I find speed bumps the most primitive system of road safety. It’s archaic. But I support the erection of speed bumps.
A speed bump on a highway means that “We don’t trust these monkeys driving to understand road signs and speed limits within built up areas, so we shall erect an obstacle on the road such as ramble strips and bumps to remind them to slow down”.
Every time you hit a bump on the road, remember that you’re the monkey not trusted to obey traffic rules of speed.
Should we be like this?
How do we restore faith in ourselves?
We must do it. We must be a better society or raise a better society.
The Somali community do it. They still do transactions without contracts. They believe in good nature.
No amount of tinkering with our constitution will change the hearts of men. BBI will not guarantee anyone any perks because, enforcing human beings are the same.
The constitution is flouted daily. Lawyers have won cases for known thieves or murderers. Innocent people have lost property through the courts.

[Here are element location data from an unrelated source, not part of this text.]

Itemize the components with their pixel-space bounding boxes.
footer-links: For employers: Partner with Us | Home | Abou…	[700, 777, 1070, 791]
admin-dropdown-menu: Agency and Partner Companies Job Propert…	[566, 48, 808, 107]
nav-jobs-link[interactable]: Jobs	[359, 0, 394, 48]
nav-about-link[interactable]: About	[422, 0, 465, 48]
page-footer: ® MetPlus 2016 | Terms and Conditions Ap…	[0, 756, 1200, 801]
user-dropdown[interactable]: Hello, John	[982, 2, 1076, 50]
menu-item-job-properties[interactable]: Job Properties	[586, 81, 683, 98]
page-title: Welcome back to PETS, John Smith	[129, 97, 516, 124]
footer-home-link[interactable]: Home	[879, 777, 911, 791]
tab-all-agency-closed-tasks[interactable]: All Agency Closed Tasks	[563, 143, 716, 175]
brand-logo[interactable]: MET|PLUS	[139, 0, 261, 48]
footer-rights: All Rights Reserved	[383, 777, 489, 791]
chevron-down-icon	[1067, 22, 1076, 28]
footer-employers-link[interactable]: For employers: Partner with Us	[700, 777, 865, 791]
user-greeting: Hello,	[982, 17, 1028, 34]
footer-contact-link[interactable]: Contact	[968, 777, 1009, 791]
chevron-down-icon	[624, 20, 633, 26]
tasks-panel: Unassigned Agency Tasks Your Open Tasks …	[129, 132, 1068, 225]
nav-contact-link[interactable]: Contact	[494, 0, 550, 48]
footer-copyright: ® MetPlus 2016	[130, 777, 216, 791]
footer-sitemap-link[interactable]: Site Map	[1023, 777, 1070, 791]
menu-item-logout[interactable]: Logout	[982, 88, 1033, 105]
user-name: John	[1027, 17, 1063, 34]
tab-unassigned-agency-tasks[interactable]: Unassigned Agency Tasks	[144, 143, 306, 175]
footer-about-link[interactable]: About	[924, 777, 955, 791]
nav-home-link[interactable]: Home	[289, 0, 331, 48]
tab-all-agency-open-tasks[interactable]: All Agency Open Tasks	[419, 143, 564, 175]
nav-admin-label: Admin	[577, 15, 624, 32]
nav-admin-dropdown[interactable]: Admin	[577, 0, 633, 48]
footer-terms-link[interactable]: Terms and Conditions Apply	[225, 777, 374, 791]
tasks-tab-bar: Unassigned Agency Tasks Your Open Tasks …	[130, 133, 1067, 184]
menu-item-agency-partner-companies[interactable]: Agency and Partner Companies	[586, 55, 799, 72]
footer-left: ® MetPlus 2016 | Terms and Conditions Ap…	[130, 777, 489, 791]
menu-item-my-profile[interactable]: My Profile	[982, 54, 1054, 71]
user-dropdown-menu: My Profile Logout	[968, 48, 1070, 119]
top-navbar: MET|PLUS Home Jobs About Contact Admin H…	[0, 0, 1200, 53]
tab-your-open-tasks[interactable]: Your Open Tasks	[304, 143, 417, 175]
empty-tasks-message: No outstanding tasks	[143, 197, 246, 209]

The only thing academic justice has given us is semantics. I mean, the first thing a criminal does after being caught is to look for a lawyer. He doesn’t look for his peers, his uncles, his spiritual mentors nor the plaintiff for forgiveness. He immediately knows that a little bit of semantics will get him off the hook.
Has the law added value to humanity?
The BBI document will not solve the human factor in betrayals, incompetence and distrust. It will beget other documents to mitigate it’s shortcomings, and however much we amend the law without amending out hearts and souls, we shall be in a vicious cycle for eternity.
Peace in the rift valley did not return after years of political instability because of the law. The law existed then. In 2007, the police were overwhelmed and the military divided on what to do… It took the proactive intentions of the actors themselves to shake hands for peace to prevail. Similarly, the handshake between Uhuru and Raila is not founded on any law, it’s a gentleman’s agreement. The benefit of it was return of normalcy in our political field and cessation of political bile from one end to the other.
It takes a good heart, to drive the society forward.
It’s your good hearts, hustlers, believing in each other, helping one another, supporting each other’s businesses, checking up on one another, encouraging one another… That will make us a quality community and a progressive family.
It’s now time for the hymns. Who’s the soloist?